Eu já nem lembrava mais dessa história, quando Leleía me ligou toda esbaforida. Ela tinha se encontrado com o gatinho no Shopping Piedade e ele a levou para ver umas paradas de filmes lá dos lados do Japão na Biblioteca Central. O cara ficou todo entretido nas paradas do filme, nem parecia que ela tava ali, toda gatinha, do lado. Ela viajando que ia assistir um filminho no Center Lapa prá dar uns pega no gato e acabou vendo foi umas coisa de samurai. Até cogitou estar de bafo ou cecê.
No fim, em cima de um lanche vegetariano, ele falou que era de uma religião oriental aê e que só podia se relacionar quem também fosse. E prá isso era fácil: Era só ir ao templo na Boca do Rio, dar um dinheirinho, ouvir e se ajoelhar. Leleia avaliou o bofe e achou que valia a pena, já que ela não é apegada a religião, não. Mas como não era besta nem nada, sozinha é que não ia. E me convocou prá empreitada.
E foi assim que tive que acordar cedo em pleno sábado. O que não faço por essas amigas que arranjei, hein? Que viagem! Além da demora do buzú, o raio ainda dá volta prá zorra. Valha-me! Seguindo o endereço, paramos numa casa de 2 andares. Nem parecia igreja.
Uma japinha bem simpática nos atendeu. Pelo que entendi, ela era tipo a pastora do lugar. Ainda bem que o Joedson estava lá, mas isso porque ele mora do lado. Ainda é fácil, né? Queria ver ser de uma religião do outro lado da cidade. Fora a gente, tinha mais umas 7 pessoas.

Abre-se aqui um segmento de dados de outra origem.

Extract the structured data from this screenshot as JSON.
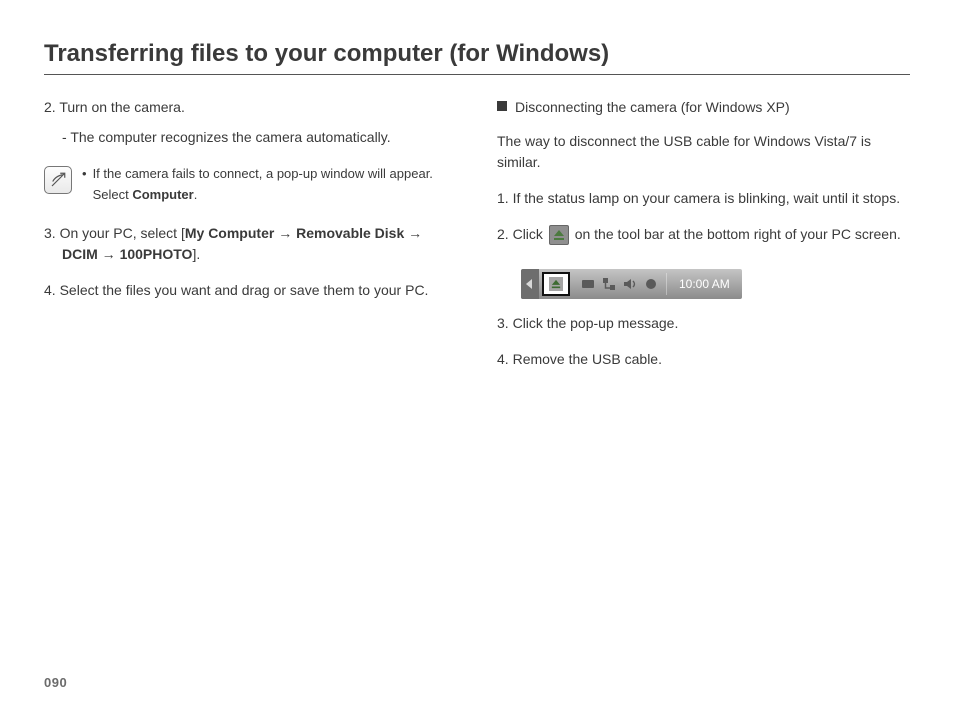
{
  "title": "Transferring files to your computer (for Windows)",
  "page_number": "090",
  "left": {
    "step2_num": "2. ",
    "step2_text": "Turn on the camera.",
    "step2_sub_dash": "- ",
    "step2_sub": "The computer recognizes the camera automatically.",
    "note_bullet": "•",
    "note_line1": "If the camera fails to connect, a pop-up window will appear.",
    "note_line2_a": "Select ",
    "note_line2_b": "Computer",
    "note_line2_c": ".",
    "step3_num": "3. ",
    "step3_a": "On your PC, select [",
    "step3_b1": "My Computer",
    "arrow": " → ",
    "step3_b2": "Removable Disk",
    "step3_b3": "DCIM",
    "step3_b4": "100PHOTO",
    "step3_c": "].",
    "step4_num": "4. ",
    "step4_text": "Select the files you want and drag or save them to your PC."
  },
  "right": {
    "heading": "Disconnecting the camera (for Windows XP)",
    "intro": "The way to disconnect the USB cable for Windows Vista/7 is similar.",
    "step1_num": "1. ",
    "step1_text": "If the status lamp on your camera is blinking, wait until it stops.",
    "step2_num": "2. ",
    "step2_a": "Click ",
    "step2_b": " on the tool bar at the bottom right of your PC screen.",
    "tray_time": "10:00 AM",
    "step3_num": "3. ",
    "step3_text": "Click the pop-up message.",
    "step4_num": "4. ",
    "step4_text": "Remove the USB cable."
  }
}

Naquela época, quando não tinha conhecimento dessas coisas, até achei que aquela igreja era pobre porque não tinha bancos para sentar. As pessoas rezam e se ajoelham nuns tapetinhos acolchoados em frente à uns quadros e estandartes.
Depois de uma conversinha, a japinha foi bem insistente em cobrar o dízimo. É! Por que nessa religião, você nem bem entendeu nada, mas já entra com o “dízimo”. Como o valor tava em aberto, dei uma nota de R$1,00 que naquela época ainda existia. Foi mesmo! Eu tava lá era de acompanhante, ou melhor, de vela. Até acho que Leleia é que devia pagar a minha. O pior que ela me olhou mais feio que a japinha, vê se pode? Como queria fazer bonito pro gatinho, deu R$10,00. A japinha anotou nossos nomes e o valor da contribuição.
Nisso começou a cerimônia toda. Olha, eu me lembro de meus joelhos terem doido de tanto tempo que durou eu ajoelhada. Era num idioma que entendi nada. Só sei que na hora mesmo do batismo, ficamos só eu, Leleia e mais duas mulheres. Foi um tal de se abaixar que não tinha mais fim. Eu já tava achando aquilo tudo uma piada, não vou mentir. Como é que aquilo ia entrar no meu espírito naquela língua que só era “nagui-nigui-nigui-nagua” e eu naaada de entender!
Teve uma hora que a mulher resolveu falar português: na hora de falar os nossos nomes, apontando quem era e quanto nós contribuímos. Olhe, eu lembro até hoje: uma deu R$20,00, outra R$50,00, Leleia R$10,00 e eu R$1,00. Quase que eu aproveito que tava ajoelhada mesmo e comecei a cavar um buraco para me esconder. Ô vergonha! Ô raiva!
Eu só queria sair dali, nem quis comer o que ofereceram e fui para casa bufando. Vê se isso é coisa de Deus?!
O pior é que o lance entre Leleia e Joedson nem vingou. Quando finalmente ela conseguiu beijar o cara, saiu toda babada de cuspe do desinfeliz. Não era a toa que bonito como era, tava solteiro. Também, esses beatos não pode saber beijar mesmo, quanto mais o resto, né?
Só sei que acabei interessada nesses lances do oriente, mas dessa vez em religiões mais conhecidas e que não pediam logo o dindim.